Sharpe's Honour is a 1994 British television drama, the fifth of a series screened on the ITV network that follows the career of Richard Sharpe, a fictional British soldier during the Napoleonic Wars. It is based on the 1985 novel of the same name by Bernard Cornwell.

==Plot==

In 1813, Napoleon is reeling from his disastrous invasion of Russia the year before, and Lord Wellington is preparing to drive the French out of Spain. Richard Sharpe is mourning the death of his wife Teresa.
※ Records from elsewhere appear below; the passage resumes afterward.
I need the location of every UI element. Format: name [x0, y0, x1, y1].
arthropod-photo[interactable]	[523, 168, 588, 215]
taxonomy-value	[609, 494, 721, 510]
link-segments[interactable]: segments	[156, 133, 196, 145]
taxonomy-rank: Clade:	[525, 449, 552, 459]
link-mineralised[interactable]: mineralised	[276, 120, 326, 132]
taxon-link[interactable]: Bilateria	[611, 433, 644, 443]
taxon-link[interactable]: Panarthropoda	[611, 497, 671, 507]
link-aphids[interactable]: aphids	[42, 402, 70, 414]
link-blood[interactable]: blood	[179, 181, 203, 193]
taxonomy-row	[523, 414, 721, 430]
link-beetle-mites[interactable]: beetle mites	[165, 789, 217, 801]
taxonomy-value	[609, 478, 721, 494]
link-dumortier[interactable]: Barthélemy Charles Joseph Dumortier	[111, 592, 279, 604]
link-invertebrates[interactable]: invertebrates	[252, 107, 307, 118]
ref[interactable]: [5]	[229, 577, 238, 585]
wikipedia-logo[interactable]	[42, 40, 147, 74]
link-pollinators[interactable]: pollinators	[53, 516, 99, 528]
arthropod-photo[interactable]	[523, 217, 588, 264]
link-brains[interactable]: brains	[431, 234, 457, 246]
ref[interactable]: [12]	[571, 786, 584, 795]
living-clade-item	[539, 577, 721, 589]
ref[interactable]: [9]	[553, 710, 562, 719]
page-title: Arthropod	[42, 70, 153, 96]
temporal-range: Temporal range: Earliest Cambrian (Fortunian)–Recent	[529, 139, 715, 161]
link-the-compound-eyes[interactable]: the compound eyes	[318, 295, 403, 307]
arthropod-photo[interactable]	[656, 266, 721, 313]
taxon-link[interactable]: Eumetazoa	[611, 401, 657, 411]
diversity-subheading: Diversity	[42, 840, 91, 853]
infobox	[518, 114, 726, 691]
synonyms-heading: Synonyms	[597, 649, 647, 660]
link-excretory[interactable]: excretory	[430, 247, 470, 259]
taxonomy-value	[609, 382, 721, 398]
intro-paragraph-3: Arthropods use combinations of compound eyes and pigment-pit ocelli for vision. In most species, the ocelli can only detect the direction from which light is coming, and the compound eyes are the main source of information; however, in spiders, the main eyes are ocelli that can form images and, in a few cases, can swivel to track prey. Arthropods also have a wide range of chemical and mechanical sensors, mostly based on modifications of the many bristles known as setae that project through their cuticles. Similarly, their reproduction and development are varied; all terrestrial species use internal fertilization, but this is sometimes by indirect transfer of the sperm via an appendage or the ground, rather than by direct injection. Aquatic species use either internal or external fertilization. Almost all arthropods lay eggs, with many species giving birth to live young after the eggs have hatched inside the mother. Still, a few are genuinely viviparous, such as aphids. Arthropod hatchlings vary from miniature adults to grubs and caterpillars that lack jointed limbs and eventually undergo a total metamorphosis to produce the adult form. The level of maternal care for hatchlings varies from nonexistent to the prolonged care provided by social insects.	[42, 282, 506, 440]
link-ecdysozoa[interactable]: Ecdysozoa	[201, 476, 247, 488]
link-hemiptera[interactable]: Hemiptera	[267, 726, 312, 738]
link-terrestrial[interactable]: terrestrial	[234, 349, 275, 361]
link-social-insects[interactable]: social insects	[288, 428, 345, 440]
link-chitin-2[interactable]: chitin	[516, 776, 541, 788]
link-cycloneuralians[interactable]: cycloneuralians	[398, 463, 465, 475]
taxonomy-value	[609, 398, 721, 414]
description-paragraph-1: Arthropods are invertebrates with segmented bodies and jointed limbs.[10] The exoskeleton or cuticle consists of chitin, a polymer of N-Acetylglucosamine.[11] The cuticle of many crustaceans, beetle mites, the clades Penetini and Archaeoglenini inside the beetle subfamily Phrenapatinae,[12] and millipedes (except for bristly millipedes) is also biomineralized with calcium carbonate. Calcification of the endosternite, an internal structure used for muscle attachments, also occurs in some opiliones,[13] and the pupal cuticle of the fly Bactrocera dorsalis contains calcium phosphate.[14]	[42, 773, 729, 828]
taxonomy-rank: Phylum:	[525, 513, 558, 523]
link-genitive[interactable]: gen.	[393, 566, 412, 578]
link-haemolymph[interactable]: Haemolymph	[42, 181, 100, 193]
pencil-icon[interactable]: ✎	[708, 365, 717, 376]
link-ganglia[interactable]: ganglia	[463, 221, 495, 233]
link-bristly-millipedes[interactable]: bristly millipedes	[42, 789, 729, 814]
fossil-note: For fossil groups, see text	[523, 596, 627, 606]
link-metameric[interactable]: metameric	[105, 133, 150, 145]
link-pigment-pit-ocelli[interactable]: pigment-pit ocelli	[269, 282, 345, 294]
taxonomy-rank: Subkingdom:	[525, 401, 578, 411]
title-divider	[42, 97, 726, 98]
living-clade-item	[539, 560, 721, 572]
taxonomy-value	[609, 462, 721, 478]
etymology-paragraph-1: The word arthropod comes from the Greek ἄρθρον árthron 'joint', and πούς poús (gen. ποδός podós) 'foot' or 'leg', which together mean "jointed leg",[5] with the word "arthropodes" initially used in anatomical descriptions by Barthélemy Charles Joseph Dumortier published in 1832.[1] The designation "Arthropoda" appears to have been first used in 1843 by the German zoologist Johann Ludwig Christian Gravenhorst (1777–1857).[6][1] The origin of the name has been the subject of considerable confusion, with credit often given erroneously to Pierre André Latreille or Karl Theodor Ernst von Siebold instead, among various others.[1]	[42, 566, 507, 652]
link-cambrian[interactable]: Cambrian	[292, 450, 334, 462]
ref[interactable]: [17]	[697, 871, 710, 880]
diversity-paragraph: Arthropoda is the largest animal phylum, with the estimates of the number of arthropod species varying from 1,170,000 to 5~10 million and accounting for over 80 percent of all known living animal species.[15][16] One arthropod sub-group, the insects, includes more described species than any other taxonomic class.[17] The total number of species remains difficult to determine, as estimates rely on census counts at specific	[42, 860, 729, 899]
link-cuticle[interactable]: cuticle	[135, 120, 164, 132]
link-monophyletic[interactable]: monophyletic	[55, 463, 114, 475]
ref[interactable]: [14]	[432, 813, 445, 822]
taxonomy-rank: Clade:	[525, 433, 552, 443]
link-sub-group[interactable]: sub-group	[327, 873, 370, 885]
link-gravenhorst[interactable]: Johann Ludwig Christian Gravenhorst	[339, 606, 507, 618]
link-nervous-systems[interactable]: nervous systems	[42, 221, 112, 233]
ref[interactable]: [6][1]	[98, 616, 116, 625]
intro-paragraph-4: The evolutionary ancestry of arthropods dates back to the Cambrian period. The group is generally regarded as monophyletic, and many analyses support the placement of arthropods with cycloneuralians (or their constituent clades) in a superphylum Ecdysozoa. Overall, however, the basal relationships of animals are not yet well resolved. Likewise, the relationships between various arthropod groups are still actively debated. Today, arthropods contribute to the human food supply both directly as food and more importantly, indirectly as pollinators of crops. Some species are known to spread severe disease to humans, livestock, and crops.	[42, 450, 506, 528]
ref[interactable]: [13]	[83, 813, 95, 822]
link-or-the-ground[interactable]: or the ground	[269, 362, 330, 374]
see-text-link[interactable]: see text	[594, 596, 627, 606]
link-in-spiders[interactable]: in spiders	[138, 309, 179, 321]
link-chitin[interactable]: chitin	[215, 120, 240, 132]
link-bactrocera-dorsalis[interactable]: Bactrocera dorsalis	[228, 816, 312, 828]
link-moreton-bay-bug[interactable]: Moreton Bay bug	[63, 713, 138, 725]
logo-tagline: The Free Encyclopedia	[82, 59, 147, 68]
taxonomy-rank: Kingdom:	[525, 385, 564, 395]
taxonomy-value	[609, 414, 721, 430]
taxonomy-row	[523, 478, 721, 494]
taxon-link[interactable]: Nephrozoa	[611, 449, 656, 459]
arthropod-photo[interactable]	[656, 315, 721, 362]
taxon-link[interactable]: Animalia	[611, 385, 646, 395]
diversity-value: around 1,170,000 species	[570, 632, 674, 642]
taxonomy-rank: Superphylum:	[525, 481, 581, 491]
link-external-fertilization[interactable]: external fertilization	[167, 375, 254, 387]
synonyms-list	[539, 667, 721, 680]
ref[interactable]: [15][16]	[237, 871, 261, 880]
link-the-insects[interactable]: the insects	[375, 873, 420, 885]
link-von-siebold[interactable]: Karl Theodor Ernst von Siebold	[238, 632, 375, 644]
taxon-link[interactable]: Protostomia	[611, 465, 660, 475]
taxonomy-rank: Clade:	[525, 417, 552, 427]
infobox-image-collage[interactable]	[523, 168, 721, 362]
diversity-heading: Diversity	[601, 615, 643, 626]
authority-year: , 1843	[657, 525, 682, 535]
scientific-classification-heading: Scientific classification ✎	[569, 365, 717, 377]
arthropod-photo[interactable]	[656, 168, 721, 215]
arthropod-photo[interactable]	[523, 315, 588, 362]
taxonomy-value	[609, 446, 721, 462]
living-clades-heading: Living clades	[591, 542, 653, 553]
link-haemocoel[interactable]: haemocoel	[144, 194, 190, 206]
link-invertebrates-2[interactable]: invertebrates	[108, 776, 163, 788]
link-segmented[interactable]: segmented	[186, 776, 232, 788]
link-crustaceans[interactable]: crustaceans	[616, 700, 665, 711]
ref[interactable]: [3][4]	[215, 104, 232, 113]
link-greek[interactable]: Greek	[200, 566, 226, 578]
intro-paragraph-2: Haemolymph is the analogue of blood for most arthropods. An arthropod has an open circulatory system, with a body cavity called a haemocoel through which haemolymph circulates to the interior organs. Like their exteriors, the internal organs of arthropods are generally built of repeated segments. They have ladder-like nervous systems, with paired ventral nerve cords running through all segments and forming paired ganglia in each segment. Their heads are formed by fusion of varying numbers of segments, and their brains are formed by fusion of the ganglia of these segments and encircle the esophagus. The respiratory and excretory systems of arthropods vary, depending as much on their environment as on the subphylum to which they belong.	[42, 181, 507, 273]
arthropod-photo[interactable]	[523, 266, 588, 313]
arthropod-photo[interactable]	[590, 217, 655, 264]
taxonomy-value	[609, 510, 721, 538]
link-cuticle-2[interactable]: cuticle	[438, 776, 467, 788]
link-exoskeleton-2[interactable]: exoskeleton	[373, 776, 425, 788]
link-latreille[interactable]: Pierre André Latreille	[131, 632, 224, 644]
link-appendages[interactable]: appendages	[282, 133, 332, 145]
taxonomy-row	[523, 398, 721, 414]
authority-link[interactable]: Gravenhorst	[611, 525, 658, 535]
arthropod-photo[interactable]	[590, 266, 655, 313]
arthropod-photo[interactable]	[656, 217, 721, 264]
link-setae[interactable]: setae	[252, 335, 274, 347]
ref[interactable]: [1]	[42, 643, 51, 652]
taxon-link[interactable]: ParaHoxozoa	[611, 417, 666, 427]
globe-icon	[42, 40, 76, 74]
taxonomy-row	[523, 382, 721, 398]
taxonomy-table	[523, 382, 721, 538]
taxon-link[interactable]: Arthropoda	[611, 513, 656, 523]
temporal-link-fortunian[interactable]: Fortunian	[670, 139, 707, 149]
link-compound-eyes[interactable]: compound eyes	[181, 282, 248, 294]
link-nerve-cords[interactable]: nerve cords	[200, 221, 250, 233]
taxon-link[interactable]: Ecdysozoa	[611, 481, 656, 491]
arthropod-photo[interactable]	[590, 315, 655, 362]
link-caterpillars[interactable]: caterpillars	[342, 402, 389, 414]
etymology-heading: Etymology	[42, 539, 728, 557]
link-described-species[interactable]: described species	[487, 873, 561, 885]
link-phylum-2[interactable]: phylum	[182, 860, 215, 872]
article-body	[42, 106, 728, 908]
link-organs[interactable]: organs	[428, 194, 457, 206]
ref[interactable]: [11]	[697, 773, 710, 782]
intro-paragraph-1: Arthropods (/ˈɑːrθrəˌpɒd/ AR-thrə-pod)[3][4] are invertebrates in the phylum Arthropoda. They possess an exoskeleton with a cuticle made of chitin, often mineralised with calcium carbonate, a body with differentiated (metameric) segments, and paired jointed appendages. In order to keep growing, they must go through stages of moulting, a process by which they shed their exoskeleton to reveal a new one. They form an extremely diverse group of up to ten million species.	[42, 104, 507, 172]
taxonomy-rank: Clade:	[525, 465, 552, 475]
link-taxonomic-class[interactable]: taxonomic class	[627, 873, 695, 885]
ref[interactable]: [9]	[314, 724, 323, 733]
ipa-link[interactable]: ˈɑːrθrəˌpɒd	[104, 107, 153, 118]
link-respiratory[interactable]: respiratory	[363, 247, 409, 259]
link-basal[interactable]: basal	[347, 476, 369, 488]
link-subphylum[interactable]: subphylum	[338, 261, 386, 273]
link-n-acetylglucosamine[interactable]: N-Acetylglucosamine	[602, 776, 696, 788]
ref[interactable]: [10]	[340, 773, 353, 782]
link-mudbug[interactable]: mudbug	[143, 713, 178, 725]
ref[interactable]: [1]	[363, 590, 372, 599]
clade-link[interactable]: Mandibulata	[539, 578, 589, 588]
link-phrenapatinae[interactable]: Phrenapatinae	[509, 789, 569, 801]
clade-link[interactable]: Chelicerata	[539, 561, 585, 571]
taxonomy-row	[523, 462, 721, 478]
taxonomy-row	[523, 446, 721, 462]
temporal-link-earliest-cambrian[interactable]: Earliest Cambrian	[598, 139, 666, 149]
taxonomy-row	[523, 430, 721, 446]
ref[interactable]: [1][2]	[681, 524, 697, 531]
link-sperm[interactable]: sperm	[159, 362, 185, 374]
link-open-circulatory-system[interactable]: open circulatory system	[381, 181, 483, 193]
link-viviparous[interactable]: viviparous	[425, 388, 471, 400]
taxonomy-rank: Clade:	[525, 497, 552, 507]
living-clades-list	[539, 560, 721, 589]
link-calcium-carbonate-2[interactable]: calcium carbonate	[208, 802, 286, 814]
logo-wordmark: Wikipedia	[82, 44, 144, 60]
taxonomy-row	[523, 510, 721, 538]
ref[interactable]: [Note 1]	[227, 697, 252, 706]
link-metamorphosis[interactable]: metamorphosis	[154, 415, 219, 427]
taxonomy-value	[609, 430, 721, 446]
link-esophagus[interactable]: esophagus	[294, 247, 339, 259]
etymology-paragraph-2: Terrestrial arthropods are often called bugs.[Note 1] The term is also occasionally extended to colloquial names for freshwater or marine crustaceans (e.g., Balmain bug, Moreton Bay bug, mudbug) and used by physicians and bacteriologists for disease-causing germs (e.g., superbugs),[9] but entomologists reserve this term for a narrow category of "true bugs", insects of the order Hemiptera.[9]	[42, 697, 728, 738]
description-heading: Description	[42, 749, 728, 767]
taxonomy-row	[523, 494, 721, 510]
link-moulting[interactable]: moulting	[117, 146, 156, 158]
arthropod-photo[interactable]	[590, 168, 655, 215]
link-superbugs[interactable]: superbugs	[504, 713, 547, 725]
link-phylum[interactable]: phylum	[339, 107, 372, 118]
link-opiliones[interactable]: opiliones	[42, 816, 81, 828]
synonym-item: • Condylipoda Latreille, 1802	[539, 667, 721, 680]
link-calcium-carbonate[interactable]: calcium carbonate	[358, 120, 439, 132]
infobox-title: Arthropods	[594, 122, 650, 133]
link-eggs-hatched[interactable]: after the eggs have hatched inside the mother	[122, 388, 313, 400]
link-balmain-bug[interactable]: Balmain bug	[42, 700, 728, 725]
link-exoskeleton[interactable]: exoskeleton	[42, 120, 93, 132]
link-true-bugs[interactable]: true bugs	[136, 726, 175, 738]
Sharpe's archenemy, French Major Ducos, proposes a plan to Napoleon to split the alliance between Spain and England (and gain revenge on Sharpe). He has a French spy, la Marquesa, write a letter to her Spanish husband, a colonel in the Spanish army, claiming that Sharpe tried to force himself on her. The colonel demands a duel. Sharpe obliges, but Wellington's men stop it before Sharpe kills the colonel. Later that night, while he is sleeping, the Spaniard has his throat cut by El Matarife, a partisan leader. Sharpe is framed for the murder and sentenced to hang. To placate his Spanish allies, Wellington pretends to go along with the execution. However, Major Nairn, Wellington's spymaster, arranges for another condemned soldier to be executed as Sharpe, keeping spectators at a distance to hide the substitution.

He sends Sharpe and Sergeant Harper to find out what is going on. Meanwhile, Father Hacha and his brother El Matarife, Ducos' co-conspirators, abduct la Marquesa, imprison her in a nunnery, and steal her great wealth. Sharpe learns of this and frees her, only to be chased by El Matarife and his men.

Sharpe is captured by a French patrol and taken to Ducos, while la Marquesa starts back to France with her French lover. Ducos gloats as he tells Sharpe that his duel and the murder of the nobleman has made it possible to negotiate a vital peace treaty with King Ferdinand VII of Spain; the British Army will be forced to leave the country. Harper and the rest of Sharpe's "chosen men" infiltrate the French prison in disguise and rescue their commander. Ducos escapes. Sharpe and his men play a pivotal role in the British victory at the Battle of Vitoria.

After their defeat, the French retreat in complete disarray. In his frantic attempt to force his way through his own men, Ducos is hauled from his horse by angry French soldiers and shot, with his peace treaty papers being scattered to the wind. El Matarife recaptures la Marquesa and her fortune, but is found by Sharpe. Sharpe goads El Matarife into a duel, beating him and forcing him to confess everything in front of Spanish and British witnesses. El Matarife then tries to stab Sharpe in the back, but is shot by the Spanish major who witnessed the original duel.

==Cast==

Michael Byrne would leave the series after this episode. He was replaced by Hugh Ross playing a different spymaster.